Filler G. Challenges in pediatric transplantation: The impact of chronic kidney disease and cardiovascular risk factors on long‐term outcomes and recommended management strategies.
Pediatr Transplantation 2011: 15:25–31. © 2010 John Wiley & Sons A/S.
Abstract: Barriers to successful outcomes following pediatric transplantation have shifted from ischemic reperfusion injury and rejection to more long‐term complications. Of particular concern is the high prevalence of CKD owing to preexisting damage and nephrotoxicity, as well as other CV complications such as hypertension and cardiomyopathy. All of these contribute to graft loss and shortened life expectancy, thereby limiting the success story of solid‐organ transplantation. Managing CKD and related CV morbidity should be integral to the care of pediatric transplant patients, and timely detection of any irregularities would increase the chances of restoring lost kidney function. GFR is still the widely accepted indicator of renal function, and nuclear medicine techniques are the gold standard measurement methods. These methods are limited by costs, radiation exposure and substrate injection, and current practice still uses the Schwartz estimate, despite its well‐documented limitations. Newer endogenous markers of GFR, such as cystatin C clearance, give a more accurate measure of true GFR but have not been embraced in the management of pediatric transplant recipients. Furthermore, indirect markers (e.g., microalbuminuria and hypertension) could also aid early detection of renal damage.

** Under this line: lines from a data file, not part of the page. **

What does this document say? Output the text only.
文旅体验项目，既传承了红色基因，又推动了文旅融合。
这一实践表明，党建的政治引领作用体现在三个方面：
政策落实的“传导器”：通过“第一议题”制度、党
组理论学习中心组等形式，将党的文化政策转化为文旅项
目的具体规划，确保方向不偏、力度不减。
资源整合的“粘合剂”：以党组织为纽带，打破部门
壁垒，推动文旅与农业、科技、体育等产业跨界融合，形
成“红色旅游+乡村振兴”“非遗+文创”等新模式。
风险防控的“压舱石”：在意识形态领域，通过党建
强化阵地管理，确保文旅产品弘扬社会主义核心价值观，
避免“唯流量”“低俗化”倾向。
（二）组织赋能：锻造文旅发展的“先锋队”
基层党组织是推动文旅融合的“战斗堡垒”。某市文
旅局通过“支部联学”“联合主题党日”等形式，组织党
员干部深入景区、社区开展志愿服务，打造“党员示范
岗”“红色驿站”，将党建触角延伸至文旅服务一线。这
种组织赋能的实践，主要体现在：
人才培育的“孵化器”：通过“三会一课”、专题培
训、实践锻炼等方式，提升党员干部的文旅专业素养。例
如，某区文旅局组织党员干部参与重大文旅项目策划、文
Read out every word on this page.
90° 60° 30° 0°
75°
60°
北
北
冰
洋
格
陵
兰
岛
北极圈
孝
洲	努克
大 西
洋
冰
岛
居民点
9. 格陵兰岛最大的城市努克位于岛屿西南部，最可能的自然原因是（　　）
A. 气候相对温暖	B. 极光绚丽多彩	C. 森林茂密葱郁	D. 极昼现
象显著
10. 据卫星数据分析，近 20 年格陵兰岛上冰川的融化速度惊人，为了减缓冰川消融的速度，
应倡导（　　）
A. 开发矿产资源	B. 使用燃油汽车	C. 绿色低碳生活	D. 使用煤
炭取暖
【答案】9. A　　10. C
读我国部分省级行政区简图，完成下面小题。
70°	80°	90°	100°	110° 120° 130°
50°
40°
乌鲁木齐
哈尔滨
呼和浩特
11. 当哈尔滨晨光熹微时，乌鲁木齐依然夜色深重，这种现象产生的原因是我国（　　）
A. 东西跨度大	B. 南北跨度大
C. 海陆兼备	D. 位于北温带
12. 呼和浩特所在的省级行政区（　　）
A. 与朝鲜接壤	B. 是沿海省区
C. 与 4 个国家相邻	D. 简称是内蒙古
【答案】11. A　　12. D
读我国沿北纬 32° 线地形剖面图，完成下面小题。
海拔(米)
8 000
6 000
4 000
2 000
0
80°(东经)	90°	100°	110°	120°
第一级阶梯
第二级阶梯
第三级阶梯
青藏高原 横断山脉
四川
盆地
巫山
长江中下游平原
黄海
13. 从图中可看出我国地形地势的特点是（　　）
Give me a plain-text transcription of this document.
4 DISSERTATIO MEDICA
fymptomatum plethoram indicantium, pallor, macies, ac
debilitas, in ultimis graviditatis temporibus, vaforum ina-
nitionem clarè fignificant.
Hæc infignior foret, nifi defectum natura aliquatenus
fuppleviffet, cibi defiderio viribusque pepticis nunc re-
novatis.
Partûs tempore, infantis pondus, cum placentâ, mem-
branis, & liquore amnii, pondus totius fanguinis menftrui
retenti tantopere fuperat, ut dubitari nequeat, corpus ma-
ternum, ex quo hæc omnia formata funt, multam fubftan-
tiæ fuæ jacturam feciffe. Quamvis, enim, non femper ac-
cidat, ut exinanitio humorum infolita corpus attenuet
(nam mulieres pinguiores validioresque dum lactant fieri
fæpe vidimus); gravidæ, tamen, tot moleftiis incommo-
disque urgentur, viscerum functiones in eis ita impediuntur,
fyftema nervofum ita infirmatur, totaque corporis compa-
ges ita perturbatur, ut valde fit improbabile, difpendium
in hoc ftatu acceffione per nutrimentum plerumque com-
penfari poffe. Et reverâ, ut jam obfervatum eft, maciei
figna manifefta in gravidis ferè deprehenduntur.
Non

The effects of mainstay immunosuppressants on kidney and heart function are varied, with available data indicating favorable outcomes with tacrolimus compared with ciclosporin. There is a need for appropriately designed and powered randomized controlled trials to validate innovative concepts for tailored immunosuppression in the pediatric population. To date, very few studies have generated long‐term data in pediatric renal transplant patients – results of 1–4‐yr study favored tacrolimus over ciclosporin, but other immunosuppressive agents also need to be evaluated.